Centrales thermiques Bénin : Maria-Gléta 2 évite le black-out malgré la crise au Ghana

Le Ghana en difficulté, le Bénin résistant grâce à sa stratégie énergétique

Ces derniers temps, la communauté CEB subit des interruptions imprévisibles dans l’approvisionnement électrique. Cette situation s’explique en partie par la baisse du niveau des barrages, un phénomène climatique récurrent. Parallèlement, un incendie dévastateur survenu le 23 avril sur une infrastructure liée au barrage d’Akosombo a considérablement réduit la capacité de production du réseau ouest-africain. Pourtant, loin de plonger le Bénin dans le chaos comme cela aurait pu être le cas auparavant, les investissements stratégiques du gouvernement de Patrice Talon, et notamment la centrale de Maria-Gléta 2, permettent aujourd’hui de maintenir une stabilité électrique remarquable.

Une perte de puissance majeure venue du voisin ghanéen

Le réseau électrique ouest-africain traverse une période critique. D’après les autorités ghanéennes, l’incendie a engendré un déficit énergétique colossal d’environ 1 000 MW. Pour tenter de stabiliser son propre réseau national, Accra a choisi de suspendre ses exportations d’électricité vers ses pays voisins, dont le Burkina Faso, le Togo et le Bénin.

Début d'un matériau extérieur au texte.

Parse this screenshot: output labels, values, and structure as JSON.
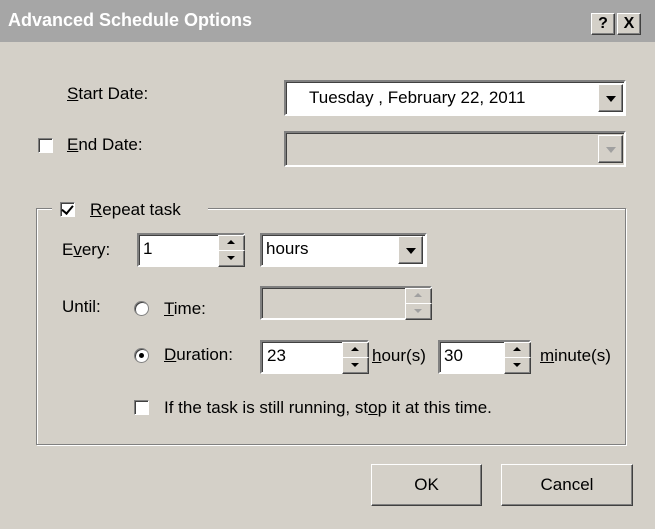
{
  "window": {
    "title": "Advanced Schedule Options",
    "help_glyph": "?",
    "close_glyph": "X"
  },
  "start_date": {
    "label_prefix": "",
    "label_u": "S",
    "label_rest": "tart Date:",
    "value": "Tuesday   ,  February  22, 2011"
  },
  "end_date": {
    "label_u": "E",
    "label_rest": "nd Date:",
    "checked": false,
    "value": ""
  },
  "repeat": {
    "label_u": "R",
    "label_rest": "epeat task",
    "checked": true
  },
  "every": {
    "label_a": "E",
    "label_u": "v",
    "label_rest": "ery:",
    "value": "1",
    "unit": "hours"
  },
  "until": {
    "label": "Until:"
  },
  "time": {
    "label_u": "T",
    "label_rest": "ime:",
    "selected": false,
    "value": ""
  },
  "duration": {
    "label_u": "D",
    "label_rest": "uration:",
    "selected": true,
    "hours": "23",
    "hours_label_u": "h",
    "hours_label_rest": "our(s)",
    "minutes": "30",
    "minutes_label_u": "m",
    "minutes_label_rest": "inute(s)"
  },
  "stop": {
    "label_a": "If the task is still running, st",
    "label_u": "o",
    "label_rest": "p it at this time.",
    "checked": false
  },
  "buttons": {
    "ok": "OK",
    "cancel": "Cancel"
  }
}
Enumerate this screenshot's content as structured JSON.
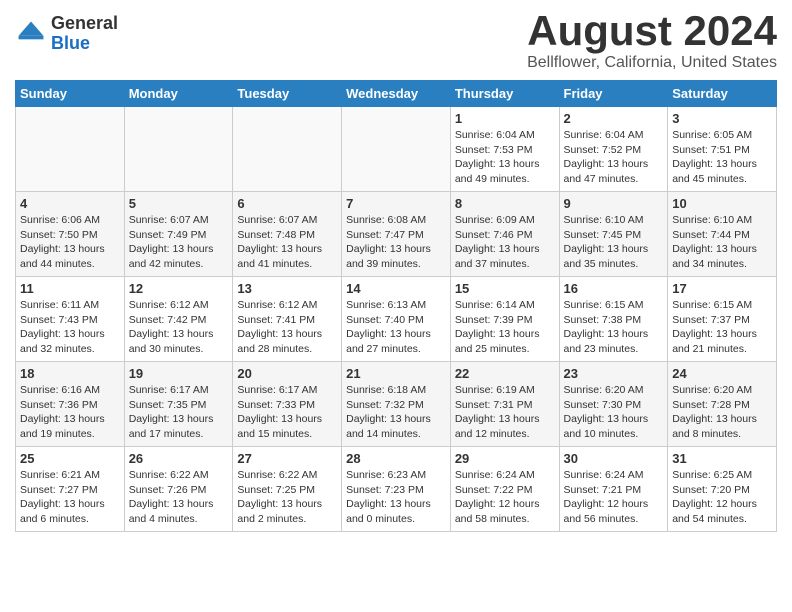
{
  "header": {
    "logo_general": "General",
    "logo_blue": "Blue",
    "title": "August 2024",
    "subtitle": "Bellflower, California, United States"
  },
  "days_of_week": [
    "Sunday",
    "Monday",
    "Tuesday",
    "Wednesday",
    "Thursday",
    "Friday",
    "Saturday"
  ],
  "weeks": [
    [
      {
        "day": "",
        "sunrise": "",
        "sunset": "",
        "daylight": ""
      },
      {
        "day": "",
        "sunrise": "",
        "sunset": "",
        "daylight": ""
      },
      {
        "day": "",
        "sunrise": "",
        "sunset": "",
        "daylight": ""
      },
      {
        "day": "",
        "sunrise": "",
        "sunset": "",
        "daylight": ""
      },
      {
        "day": "1",
        "sunrise": "6:04 AM",
        "sunset": "7:53 PM",
        "daylight": "13 hours and 49 minutes."
      },
      {
        "day": "2",
        "sunrise": "6:04 AM",
        "sunset": "7:52 PM",
        "daylight": "13 hours and 47 minutes."
      },
      {
        "day": "3",
        "sunrise": "6:05 AM",
        "sunset": "7:51 PM",
        "daylight": "13 hours and 45 minutes."
      }
    ],
    [
      {
        "day": "4",
        "sunrise": "6:06 AM",
        "sunset": "7:50 PM",
        "daylight": "13 hours and 44 minutes."
      },
      {
        "day": "5",
        "sunrise": "6:07 AM",
        "sunset": "7:49 PM",
        "daylight": "13 hours and 42 minutes."
      },
      {
        "day": "6",
        "sunrise": "6:07 AM",
        "sunset": "7:48 PM",
        "daylight": "13 hours and 41 minutes."
      },
      {
        "day": "7",
        "sunrise": "6:08 AM",
        "sunset": "7:47 PM",
        "daylight": "13 hours and 39 minutes."
      },
      {
        "day": "8",
        "sunrise": "6:09 AM",
        "sunset": "7:46 PM",
        "daylight": "13 hours and 37 minutes."
      },
      {
        "day": "9",
        "sunrise": "6:10 AM",
        "sunset": "7:45 PM",
        "daylight": "13 hours and 35 minutes."
      },
      {
        "day": "10",
        "sunrise": "6:10 AM",
        "sunset": "7:44 PM",
        "daylight": "13 hours and 34 minutes."
      }
    ],
    [
      {
        "day": "11",
        "sunrise": "6:11 AM",
        "sunset": "7:43 PM",
        "daylight": "13 hours and 32 minutes."
      },
      {
        "day": "12",
        "sunrise": "6:12 AM",
        "sunset": "7:42 PM",
        "daylight": "13 hours and 30 minutes."
      },
      {
        "day": "13",
        "sunrise": "6:12 AM",
        "sunset": "7:41 PM",
        "daylight": "13 hours and 28 minutes."
      },
      {
        "day": "14",
        "sunrise": "6:13 AM",
        "sunset": "7:40 PM",
        "daylight": "13 hours and 27 minutes."
      },
      {
        "day": "15",
        "sunrise": "6:14 AM",
        "sunset": "7:39 PM",
        "daylight": "13 hours and 25 minutes."
      },
      {
        "day": "16",
        "sunrise": "6:15 AM",
        "sunset": "7:38 PM",
        "daylight": "13 hours and 23 minutes."
      },
      {
        "day": "17",
        "sunrise": "6:15 AM",
        "sunset": "7:37 PM",
        "daylight": "13 hours and 21 minutes."
      }
    ],
    [
      {
        "day": "18",
        "sunrise": "6:16 AM",
        "sunset": "7:36 PM",
        "daylight": "13 hours and 19 minutes."
      },
      {
        "day": "19",
        "sunrise": "6:17 AM",
        "sunset": "7:35 PM",
        "daylight": "13 hours and 17 minutes."
      },
      {
        "day": "20",
        "sunrise": "6:17 AM",
        "sunset": "7:33 PM",
        "daylight": "13 hours and 15 minutes."
      },
      {
        "day": "21",
        "sunrise": "6:18 AM",
        "sunset": "7:32 PM",
        "daylight": "13 hours and 14 minutes."
      },
      {
        "day": "22",
        "sunrise": "6:19 AM",
        "sunset": "7:31 PM",
        "daylight": "13 hours and 12 minutes."
      },
      {
        "day": "23",
        "sunrise": "6:20 AM",
        "sunset": "7:30 PM",
        "daylight": "13 hours and 10 minutes."
      },
      {
        "day": "24",
        "sunrise": "6:20 AM",
        "sunset": "7:28 PM",
        "daylight": "13 hours and 8 minutes."
      }
    ],
    [
      {
        "day": "25",
        "sunrise": "6:21 AM",
        "sunset": "7:27 PM",
        "daylight": "13 hours and 6 minutes."
      },
      {
        "day": "26",
        "sunrise": "6:22 AM",
        "sunset": "7:26 PM",
        "daylight": "13 hours and 4 minutes."
      },
      {
        "day": "27",
        "sunrise": "6:22 AM",
        "sunset": "7:25 PM",
        "daylight": "13 hours and 2 minutes."
      },
      {
        "day": "28",
        "sunrise": "6:23 AM",
        "sunset": "7:23 PM",
        "daylight": "13 hours and 0 minutes."
      },
      {
        "day": "29",
        "sunrise": "6:24 AM",
        "sunset": "7:22 PM",
        "daylight": "12 hours and 58 minutes."
      },
      {
        "day": "30",
        "sunrise": "6:24 AM",
        "sunset": "7:21 PM",
        "daylight": "12 hours and 56 minutes."
      },
      {
        "day": "31",
        "sunrise": "6:25 AM",
        "sunset": "7:20 PM",
        "daylight": "12 hours and 54 minutes."
      }
    ]
  ],
  "labels": {
    "sunrise_prefix": "Sunrise: ",
    "sunset_prefix": "Sunset: ",
    "daylight_prefix": "Daylight: "
  }
}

Pour Cotonou, cette décision représente un véritable test de résistance. Bien que des perturbations aient été observées chez certains abonnés de la SBEE, l’impact a été limité, confirmant l’efficacité des mesures prises en amont.

Centrale thermique Maria-Gléta 2

Maria-Gléta 2, le pilier énergétique qui sauve le Bénin

La sauvegarde du réseau béninois n’est pas le fruit du hasard, mais le résultat d’une politique énergétique visionnaire. Il y a quelques années encore, une telle défaillance du fournisseur ghanéen aurait pu paralyser l’économie nationale et plonger les ménages dans l’obscurité pendant des semaines. Désormais, la centrale thermique de Maria-Gléta 2, joyau du Programme d’Action du Gouvernement (PAG), remplit parfaitement son rôle de bouclier énergétique.

En fonctionnant à pleine capacité, cette infrastructure stratégique compense le manque généré par les importations suspendues. Elle agit comme un amortisseur de crise, transformant une potentielle catastrophe nationale en un simple aléa technique maîtrisé. Comme le souligne une source officielle : « Chaque mégawatt produit localement renforce notre souveraineté et garantit le bien-être de nos concitoyens ».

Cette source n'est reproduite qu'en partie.